Пичугин, покусывая карандаш, смотрел на нового свидетеля, внезапно появившегося в деле. У него голова шла кругом: старые свидетели изменили показания, утверждая, что наговорили на Лютого из-за угроз, и, как горох, посыпались новые очевидцы, которые в тот день были на площади.
— А почему сразу к нам не пришли?
— Сначала думал, и без меня народу полно — на площади-то людно было. Ну и дела, решил я, директора-то нашего теперь посадят! А когда прочитал в газете, что Могилу застрелил какой-то Савелий Лютый, а не Каримов, сомневаться стал, в своём ли уме. Даже жене сказал, что, мол, видел, как директор бандита застрелил, а она скандал устроила, кричала, что выпил, вот и померещилось. Но я в тот вечер — ни капли!
— Что же вы, собственным глазам не верите?
— А кто им верит, — хитро улыбнулся свидетель, блеснув золотым зубом. — Если все будут твердить, что я — Папа Римский, и в газете об этом напишут, и по телевизору объявят, разве вы не поверите, капитан? — спросил он, подмигнув.
— Я привык верить собственным глазам, — с раздражением ответил Пичугин, делая пометки в блокноте.

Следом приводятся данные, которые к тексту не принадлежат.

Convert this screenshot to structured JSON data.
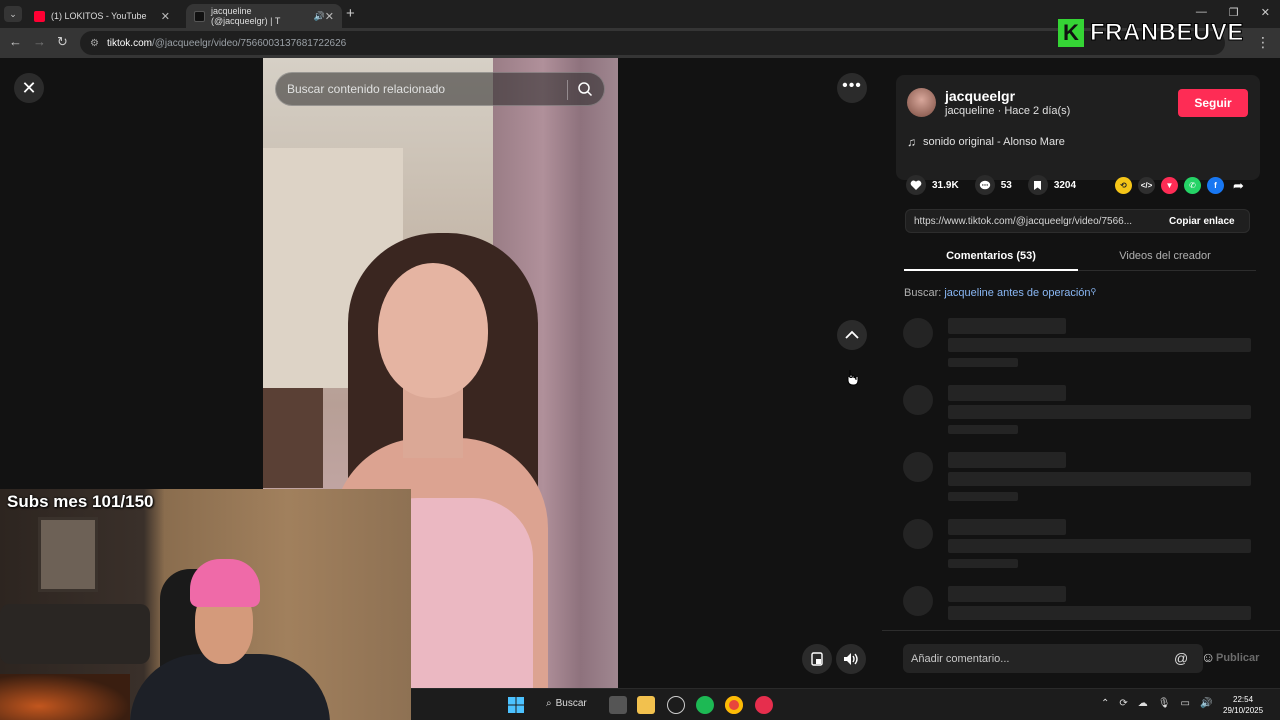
{
  "browser": {
    "tabs": [
      {
        "title": "(1) LOKITOS - YouTube",
        "favicon_color": "#ff0033"
      },
      {
        "title": "jacqueline (@jacqueelgr) | T",
        "favicon_color": "#111111"
      }
    ],
    "url_domain": "tiktok.com",
    "url_path": "/@jacqueelgr/video/7566003137681722626"
  },
  "overlay_logo": {
    "letter": "K",
    "name": "FRANBEUVE"
  },
  "player": {
    "search_placeholder": "Buscar contenido relacionado"
  },
  "webcam": {
    "subs_label": "Subs mes 101/150"
  },
  "panel": {
    "username": "jacqueelgr",
    "subline": "jacqueline · Hace 2 día(s)",
    "follow_label": "Seguir",
    "sound": "sonido original - Alonso Mare",
    "stats": {
      "likes": "31.9K",
      "comments": "53",
      "saves": "3204"
    },
    "link_url": "https://www.tiktok.com/@jacqueelgr/video/7566...",
    "copy_link_label": "Copiar enlace",
    "tabs": [
      "Comentarios (53)",
      "Videos del creador"
    ],
    "search_prefix": "Buscar:",
    "search_query": "jacqueline antes de operación",
    "comment_placeholder": "Añadir comentario...",
    "publish_label": "Publicar"
  },
  "taskbar": {
    "search_label": "Buscar",
    "time": "22:54",
    "date": "29/10/2025"
  },
  "colors": {
    "accent": "#fe2c55",
    "link": "#8ab8f5"
  }
}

Но сам, перечитывая новые показания, чувствовал, что у него в голове двоится, точно в глазах у пьяного. Пичугин примерял к убийству то Лютого, то Каримова, и находил, что обе версии одинаково фантастичны.
Вспомнив разговор в пивной, он представил в своих руках ружьё, направленное на Могилу, и не смог ответить самому себе, застрелил бы он его или нет. Пичугин опять услышал голос отца, который, пряча лицо в ладони, рассказывал матери о бандитах. Он сунул голову под кран с холодной водой, чтобы смыть мучившие его воспоминания, колокольчиком звеневшие в ушах.

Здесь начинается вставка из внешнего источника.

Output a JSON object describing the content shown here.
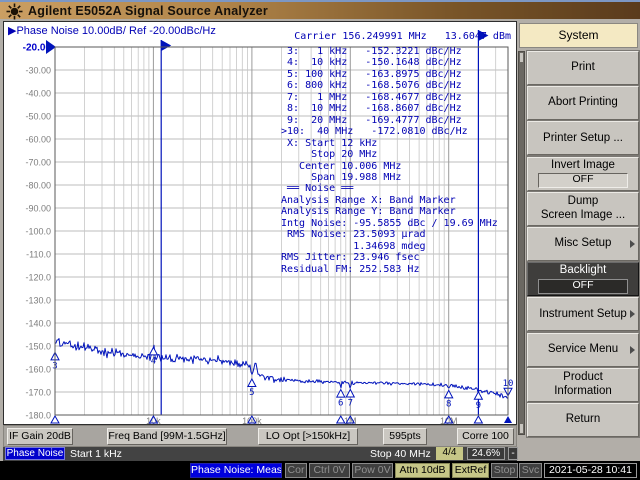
{
  "window": {
    "title": "Agilent E5052A Signal Source Analyzer"
  },
  "trace_header": {
    "marker_arrow": "▶",
    "label": "Phase Noise",
    "scale": "10.00dB/",
    "ref": "Ref -20.00dBc/Hz"
  },
  "carrier_line": "Carrier 156.249991 MHz   13.6047 dBm",
  "chart_data": {
    "type": "line",
    "x_scale": "log",
    "x_range_hz": [
      1000,
      40000000
    ],
    "y_range": [
      -180,
      -20
    ],
    "y_step": 10,
    "y_unit": "dBc/Hz",
    "x_decade_labels": [
      {
        "hz": 10000,
        "label": "10k"
      },
      {
        "hz": 100000,
        "label": "100k"
      },
      {
        "hz": 1000000,
        "label": "1M"
      },
      {
        "hz": 10000000,
        "label": "10M"
      }
    ],
    "band_marker_lines_hz": [
      12000,
      20000000
    ],
    "marker_unit_suffix": "dBc/Hz",
    "markers": [
      {
        "n": 3,
        "freq": "1",
        "unit": "kHz",
        "hz": 1000,
        "value": "-152.3221"
      },
      {
        "n": 4,
        "freq": "10",
        "unit": "kHz",
        "hz": 10000,
        "value": "-150.1648"
      },
      {
        "n": 5,
        "freq": "100",
        "unit": "kHz",
        "hz": 100000,
        "value": "-163.8975"
      },
      {
        "n": 6,
        "freq": "800",
        "unit": "kHz",
        "hz": 800000,
        "value": "-168.5076"
      },
      {
        "n": 7,
        "freq": "1",
        "unit": "MHz",
        "hz": 1000000,
        "value": "-168.4677"
      },
      {
        "n": 8,
        "freq": "10",
        "unit": "MHz",
        "hz": 10000000,
        "value": "-168.8607"
      },
      {
        "n": 9,
        "freq": "20",
        "unit": "MHz",
        "hz": 20000000,
        "value": "-169.4777"
      },
      {
        "n": 10,
        "freq": "40",
        "unit": "MHz",
        "hz": 40000000,
        "value": "-172.0810",
        "active": true
      }
    ],
    "trace_profile": [
      [
        3.0,
        -149.3
      ],
      [
        3.08,
        -148.5
      ],
      [
        3.2,
        -149.6
      ],
      [
        3.35,
        -151.0
      ],
      [
        3.5,
        -152.5
      ],
      [
        3.65,
        -153.5
      ],
      [
        3.8,
        -154.5
      ],
      [
        4.0,
        -155.0
      ],
      [
        4.3,
        -155.5
      ],
      [
        4.6,
        -156.0
      ],
      [
        4.85,
        -157.0
      ],
      [
        4.95,
        -158.5
      ],
      [
        5.0,
        -160.5
      ],
      [
        5.08,
        -162.5
      ],
      [
        5.18,
        -164.2
      ],
      [
        5.3,
        -165.0
      ],
      [
        5.6,
        -165.3
      ],
      [
        5.9,
        -165.8
      ],
      [
        6.0,
        -166.0
      ],
      [
        6.2,
        -166.0
      ],
      [
        6.5,
        -166.3
      ],
      [
        6.8,
        -166.6
      ],
      [
        7.0,
        -167.2
      ],
      [
        7.15,
        -168.0
      ],
      [
        7.3,
        -169.3
      ],
      [
        7.45,
        -170.5
      ],
      [
        7.55,
        -171.5
      ],
      [
        7.602,
        -171.9
      ]
    ],
    "spurs": [
      [
        4.0,
        5.2,
        0.012
      ],
      [
        3.95,
        2.2,
        0.01
      ],
      [
        5.035,
        4.0,
        0.012
      ],
      [
        5.005,
        -3.0,
        0.006
      ],
      [
        5.903,
        -2.6,
        0.006
      ],
      [
        6.0,
        -2.4,
        0.006
      ],
      [
        7.0,
        -1.6,
        0.006
      ],
      [
        3.62,
        2.0,
        0.01
      ]
    ],
    "noise_db": 1.2
  },
  "readout": {
    "x_lines": [
      " X: Start 12 kHz",
      "     Stop 20 MHz",
      "   Center 10.006 MHz",
      "     Span 19.988 MHz"
    ],
    "noise_header": " ══ Noise ══",
    "noise_lines": [
      "Analysis Range X: Band Marker",
      "Analysis Range Y: Band Marker",
      "Intg Noise: -95.5855 dBc / 19.69 MHz",
      " RMS Noise: 23.5093 µrad",
      "            1.34698 mdeg",
      "RMS Jitter: 23.946 fsec",
      "Residual FM: 252.583 Hz"
    ]
  },
  "softkeys": {
    "header": "System",
    "items": [
      {
        "label": "Print"
      },
      {
        "label": "Abort Printing"
      },
      {
        "label": "Printer Setup ..."
      },
      {
        "label": "Invert Image",
        "sub": "OFF"
      },
      {
        "label": "Dump\nScreen Image ..."
      },
      {
        "label": "Misc Setup",
        "arrow": true
      },
      {
        "label": "Backlight",
        "sub": "OFF",
        "dark": true
      },
      {
        "label": "Instrument Setup",
        "arrow": true
      },
      {
        "label": "Service Menu",
        "arrow": true
      },
      {
        "label": "Product\nInformation"
      },
      {
        "label": "Return"
      }
    ]
  },
  "row1_buttons": [
    {
      "label": "IF Gain 20dB"
    },
    {
      "label": "Freq Band [99M-1.5GHz]"
    },
    {
      "label": "LO Opt [>150kHz]"
    },
    {
      "label": "595pts"
    },
    {
      "label": "Corre 100"
    }
  ],
  "row2": {
    "trace_chip": "Phase Noise",
    "start": "Start 1 kHz",
    "stop": "Stop 40 MHz",
    "page": "4/4",
    "percent": "24.6%",
    "minimize": "-"
  },
  "statusbar": [
    {
      "label": "Phase Noise: Meas",
      "style": "meas"
    },
    {
      "label": "Cor",
      "style": "dis"
    },
    {
      "label": "Ctrl 0V",
      "style": "dis"
    },
    {
      "label": "Pow 0V",
      "style": "dis"
    },
    {
      "label": "Attn 10dB",
      "style": "act"
    },
    {
      "label": "ExtRef",
      "style": "act"
    },
    {
      "label": "Stop",
      "style": "dis"
    },
    {
      "label": "Svc",
      "style": "dis"
    },
    {
      "label": "2021-05-28 10:41",
      "style": "time"
    }
  ],
  "colors": {
    "accent_blue": "#0000cc",
    "trace_blue": "#0013bb",
    "khaki": "#c6c687",
    "cream_header": "#f4e9c3",
    "title_gradient": [
      "#cb9f63",
      "#5a3b1c"
    ]
  }
}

Дочь Лютого родилась в день, в который Дева прогоняет Льва, поэтому каждое утро покупала гороскоп для обоих знаков. И выбирала предсказание по вкусу. Под подушкой она прятала замусоленную колоду, у которой просила советов, не решаясь поделиться с матерью. Девушка знала только одно гадание, которому её научила на юге сморщенная старуха, сдававшая домик у моря. И Василиса раскладывала карты бесконечное число раз, пока тузы не оборачивались шестёрками, а дамы — валетами, предсказывая то, что ей хотелось.
«Я не одна — когда одна, а когда не одна — одна», — призналась она как-то матери, за которой донашивала несчастливую бабью долю. Но Лютая, отмахнувшись, списала её слова на переходный возраст.